Con la crisi, le aziende potenziano il welfare aziendale
MILANO - Oltre 100 manager delle direzioni del personale di altrettante aziende operanti in Italia hanno partecipato alla “survey” promossa da Welfare Company, provider di servizi di Welfare Aziendale controllato da QUI!Group Spa (società leader nei servizi alla persona con oltre 700 mila lavoratori quotidianamente raggiunti dai vari servizi gestiti). Dalla ricerca, condotta daLuca Pesenti, docente di Organizzazioni Sociali e Welfare Plurale presso l’Università Cattolica del Sacro Cuore di Milano, sono derivate interessanti indicazioni che confermano l’importanza dei Piani di Welfare Aziendale (Pwa). La ricerca ha anche individuato le direttrici necessarie a sostenerne lo sviluppo in vista della forte accelerazione che, data la carenza del nostro modello di Welfare State, la loro introduzione nelle imprese esprimerà nei prossimi anni. I risultati sono stati presentati ieri a Milano nel corso di un incontro organizzato da GIDP (Gruppo intersettoriale dei direttori del personale) cui hanno partecipato decine di aziende e di manager.
I numeri. La ricerca ha evidenziato che le aziende socialmente più responsabili, quelle che hanno implementato da alcuni anni più strutturati Pwa, in quest’ultimo periodo - complice la crisi, ma anche la constatazione dei benefici generati dall’aver introdotto queste logiche nel rapporto di lavoro - hanno aumentato il numero dei servizi di welfare aziendale (il 52% delle Imprese evidenzia oltre sei misure di welfare messe a disposizione dei dipendenti e delle loro famiglie).
Quanto ai contenuti dei Piani di welfare aziendali esistenti, oltre a confermare il “peso” preponderante delle coperture sanitarie integrative (46%) e la diffusione di formule di flessibilizzazione degli orari (45,9%) finalizzate a realizzare reali pratiche di equilibrio tra vita personale e professionale, la ricerca ha evidenziato la crescita, rispetto a rilevazioni similari effettuate anche solo pochi anni fa, dell’importanza data ai network convenzionati per la fruizione di sconti ed agevolazioni dedicate ai dipendenti (36,7%). Quest’ultimo dato è certamente cresciuto sulla spinta della crisi economica e quindi per ridurre l’impatto di livelli salariali da tempo bloccati nel loro adeguamento al crescente costo della vita.

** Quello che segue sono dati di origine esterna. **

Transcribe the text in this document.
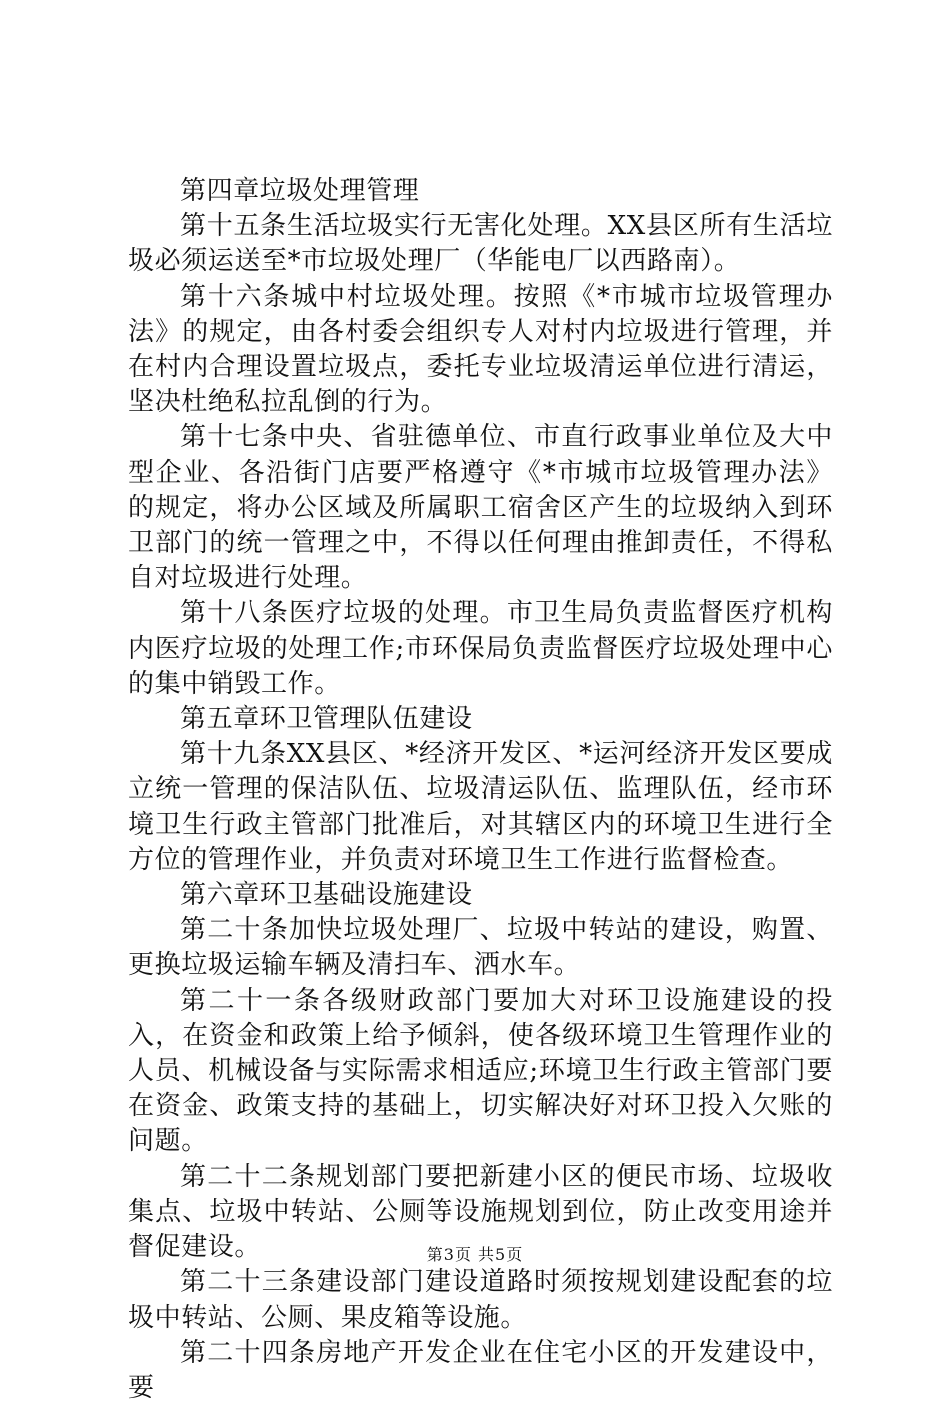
第四章垃圾处理管理

第十五条生活垃圾实行无害化处理。XX县区所有生活垃圾必须运送至*市垃圾处理厂（华能电厂以西路南）。

第十六条城中村垃圾处理。按照《*市城市垃圾管理办法》的规定，由各村委会组织专人对村内垃圾进行管理，并在村内合理设置垃圾点，委托专业垃圾清运单位进行清运，坚决杜绝私拉乱倒的行为。

第十七条中央、省驻德单位、市直行政事业单位及大中型企业、各沿街门店要严格遵守《*市城市垃圾管理办法》的规定，将办公区域及所属职工宿舍区产生的垃圾纳入到环卫部门的统一管理之中，不得以任何理由推卸责任，不得私自对垃圾进行处理。

第十八条医疗垃圾的处理。市卫生局负责监督医疗机构内医疗垃圾的处理工作;市环保局负责监督医疗垃圾处理中心的集中销毁工作。

第五章环卫管理队伍建设

第十九条XX县区、*经济开发区、*运河经济开发区要成立统一管理的保洁队伍、垃圾清运队伍、监理队伍，经市环境卫生行政主管部门批准后，对其辖区内的环境卫生进行全方位的管理作业，并负责对环境卫生工作进行监督检查。

第六章环卫基础设施建设

第二十条加快垃圾处理厂、垃圾中转站的建设，购置、更换垃圾运输车辆及清扫车、洒水车。

第二十一条各级财政部门要加大对环卫设施建设的投入，在资金和政策上给予倾斜，使各级环境卫生管理作业的人员、机械设备与实际需求相适应;环境卫生行政主管部门要在资金、政策支持的基础上，切实解决好对环卫投入欠账的问题。

第二十二条规划部门要把新建小区的便民市场、垃圾收集点、垃圾中转站、公厕等设施规划到位，防止改变用途并督促建设。

第二十三条建设部门建设道路时须按规划建设配套的垃圾中转站、公厕、果皮箱等设施。

第二十四条房地产开发企业在住宅小区的开发建设中，要

第3页 共5页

Luca Pesenti, coordinatore della ricerca, ha rilevato come “se nell’opinione degli intervistati il welfare aziendale si è confermato come un prezioso alleato per ridurre la conflittualità, migliorare il clima aziendale e la produttività, grazie anche ad una sua evidente efficacia nel ridurre l’assenteismo (su questi aspetti concorda anche un campione di delegati sindacali della Cisl che ha fatto da ‘gruppo di confronto’), è anche emerso il desiderio quasi unanime di vedere presto realizzato un aggiornamento sia della disciplina fiscale (75%), sia di quella giuslavoristica (61%)”.
Per Giovanni Scansani, direttore generale di Welfare Company, “un dato interessante e ‘robusto’ nella sua dimensione numerica e soprattutto ideale, perché ancorato a motivazioni meno strumentali di quelle spesso invocate a fondamento delle policy di welfare aziendale, è la propensione verso la soddisfazione economica, sociale e familiare del dipendente che contano maggiormente rispetto al target dell’abbattimento del cuneo fiscale del costo del lavoro che i Pwa consentono di ottenere. Solo se la persona è realmente al centro del programma di welfare aziendale quest’ultimo è in grado di generare reciprocità nei termini di un maggior ‘engagement’ e di una maggiore produttività da parte dei beneficiari degli interventi”.
Infine, la ricerca ha evidenziato come lo sviluppo delle buone prassi di welfare aziendale passi necessariamente per un innalzamento delle soglie di deducibilità previste dal Tuir (Testo unico delle imposte sui redditi) e dalla possibilità di inserire nei contratti collettivi aziendali quei servizi oggi esclusi perchè ancora ricondotti ad una visione paternalistica del welfare in azienda.